Marielle DUFOUR MORIN
Engagée, passionnée, attachante et autrice-compositrice-interprète, Roxane Bruneau a bien su mener sa carrière dans le domaine de la musique, mais pas seulement. Tout a commencé avec les réseaux sociaux, plus précisément YouTube, Facebook et Instagram. Roxane Bruneau a en effet débuté sa vie publique en créant sa chaîne YouTube en 2013 ; elle y partageait du contenu humoristique sous forme de sketchs ou de vidéos tendance, comme des foires aux questions, des vlogs et autres. L’univers humoristique l’intéressait beaucoup, mais elle a toujours eu une certaine passion pour la musique. Elle écrivait des chansons dès l’âge de 12 ans et elle a aussi suivi des cours de guitare, ce qui l’a amenée à composer sa première chanson en 2003, abordant le sujet de la violence conjugale, «Le secret». Son succès sur les réseaux sociaux qui augmente, Roxane Bruneau reste dans l’ombre de l’univers musical jusqu’à ce qu’elle publie sa première chanson, «Notre belle démence», qui devient virale avec plus de deux millions de visionnements sur Facebook[1]. Par ailleurs, sa carrière musicale a réellement pris de l’ampleur lors de la sortie de son premier album intitulé Dysphorie, issu de son association avec la compagnie Disques Artic.

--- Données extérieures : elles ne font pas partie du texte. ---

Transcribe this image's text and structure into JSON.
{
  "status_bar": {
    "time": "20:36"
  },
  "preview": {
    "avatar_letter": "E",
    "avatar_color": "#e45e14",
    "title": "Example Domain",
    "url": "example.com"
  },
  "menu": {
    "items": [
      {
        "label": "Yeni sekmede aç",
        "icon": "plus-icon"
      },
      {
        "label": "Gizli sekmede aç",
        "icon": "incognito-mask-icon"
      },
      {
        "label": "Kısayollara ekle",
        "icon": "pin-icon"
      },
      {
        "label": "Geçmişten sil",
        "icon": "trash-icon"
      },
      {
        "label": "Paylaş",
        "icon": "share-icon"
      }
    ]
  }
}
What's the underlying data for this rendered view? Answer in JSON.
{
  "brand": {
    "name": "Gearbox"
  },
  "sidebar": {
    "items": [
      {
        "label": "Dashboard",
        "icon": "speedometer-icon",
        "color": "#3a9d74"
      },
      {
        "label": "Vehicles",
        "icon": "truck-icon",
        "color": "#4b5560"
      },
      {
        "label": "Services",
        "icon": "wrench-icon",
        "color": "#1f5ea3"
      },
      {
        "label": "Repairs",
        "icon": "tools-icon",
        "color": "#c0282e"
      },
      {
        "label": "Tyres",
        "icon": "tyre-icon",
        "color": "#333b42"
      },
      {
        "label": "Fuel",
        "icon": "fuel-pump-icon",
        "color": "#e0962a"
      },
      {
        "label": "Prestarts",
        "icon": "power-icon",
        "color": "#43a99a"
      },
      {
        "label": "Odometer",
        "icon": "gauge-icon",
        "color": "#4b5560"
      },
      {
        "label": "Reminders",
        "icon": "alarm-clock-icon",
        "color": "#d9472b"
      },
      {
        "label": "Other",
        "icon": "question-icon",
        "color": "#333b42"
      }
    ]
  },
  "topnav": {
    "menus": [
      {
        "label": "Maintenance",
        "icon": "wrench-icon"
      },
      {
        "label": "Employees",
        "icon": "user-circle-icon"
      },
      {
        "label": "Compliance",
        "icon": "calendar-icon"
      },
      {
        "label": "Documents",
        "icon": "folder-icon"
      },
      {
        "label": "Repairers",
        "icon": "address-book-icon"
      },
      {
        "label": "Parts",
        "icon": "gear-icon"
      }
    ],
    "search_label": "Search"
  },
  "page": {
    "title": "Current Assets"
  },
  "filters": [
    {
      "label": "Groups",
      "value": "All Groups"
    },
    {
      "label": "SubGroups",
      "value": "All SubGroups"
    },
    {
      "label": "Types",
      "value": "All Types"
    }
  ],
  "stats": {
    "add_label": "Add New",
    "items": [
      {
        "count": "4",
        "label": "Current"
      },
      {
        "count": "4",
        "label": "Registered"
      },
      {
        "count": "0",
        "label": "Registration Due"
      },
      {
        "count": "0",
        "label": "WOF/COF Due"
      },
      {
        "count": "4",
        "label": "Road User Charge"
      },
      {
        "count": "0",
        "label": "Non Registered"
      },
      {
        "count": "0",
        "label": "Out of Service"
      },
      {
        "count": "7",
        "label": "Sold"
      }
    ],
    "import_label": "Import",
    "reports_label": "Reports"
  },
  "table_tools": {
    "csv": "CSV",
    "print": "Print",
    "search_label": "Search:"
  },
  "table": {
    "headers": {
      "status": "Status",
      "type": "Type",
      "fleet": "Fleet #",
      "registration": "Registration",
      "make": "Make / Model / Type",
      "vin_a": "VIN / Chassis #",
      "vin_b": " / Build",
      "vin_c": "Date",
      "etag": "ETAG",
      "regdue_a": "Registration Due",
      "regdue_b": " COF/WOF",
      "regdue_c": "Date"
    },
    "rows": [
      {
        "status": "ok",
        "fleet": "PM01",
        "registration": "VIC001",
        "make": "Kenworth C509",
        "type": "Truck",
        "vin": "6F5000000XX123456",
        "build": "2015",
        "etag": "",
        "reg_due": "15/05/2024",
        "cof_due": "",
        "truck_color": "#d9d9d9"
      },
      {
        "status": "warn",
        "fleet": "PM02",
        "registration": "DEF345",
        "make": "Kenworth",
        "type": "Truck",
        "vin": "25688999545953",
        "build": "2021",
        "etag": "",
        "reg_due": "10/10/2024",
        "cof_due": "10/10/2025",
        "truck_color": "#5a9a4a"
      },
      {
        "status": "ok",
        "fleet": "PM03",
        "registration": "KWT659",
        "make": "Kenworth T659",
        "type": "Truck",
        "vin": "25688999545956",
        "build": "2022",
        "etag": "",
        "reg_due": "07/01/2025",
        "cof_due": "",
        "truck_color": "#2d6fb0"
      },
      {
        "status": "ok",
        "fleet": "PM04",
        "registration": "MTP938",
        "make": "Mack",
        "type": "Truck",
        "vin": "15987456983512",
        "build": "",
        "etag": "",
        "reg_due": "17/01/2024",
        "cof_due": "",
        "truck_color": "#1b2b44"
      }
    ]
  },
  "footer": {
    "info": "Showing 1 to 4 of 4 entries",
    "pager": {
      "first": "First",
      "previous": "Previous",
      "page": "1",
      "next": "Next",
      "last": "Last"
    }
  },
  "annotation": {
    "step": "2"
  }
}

Son premier album a été grandement populaire, avec plus de 40 000 unités vendues, mais aussi l’une des chansons, «Des p’tits bouts de toi», a été nommée «Chanson de l’année» au Gala de l’ADISQ en 2019. Elle ne s’est pas arrêtée là ; malgré la pression qu’elle dit se mettre sur les épaules et le poids du regard de ses «cocos» (qui sont ses auditeurs, à qui elle accorde une grande importance)[2], elle se lance dans la création d’un deuxième album, avec la même compagnie de production, qui s’intitule Acrophobie. Une des chansons de cet album, «Aime-moi encore», a été en nomination dans la catégorie «Chanson de l’année» au Gala de l’ADISQ de 2020. De même, elle sera récipiendaire du Félix dans la catégorie «Interprète féminine de l’année» au Gala de l’ADISQ de 2021 et de 2022 dans la foulée d’Acrophobie.
Publié en 2020, l’album comporte douze chansons qui mettent en perspective cette vie d’artiste qui est la sienne depuis Dysphorie. Sur l’album Acrophobie, une ambivalence concernant cette vie artistique se dessine : d’une part, Roxane Bruneau la dépeint de manière positive, parce qu’elle permet de s’épanouir et de vivre une carrière étonnante ; d’autre part, cette vie d’artiste est négative, puisqu’elle l’effraie et lui met beaucoup de pression sur les épaules.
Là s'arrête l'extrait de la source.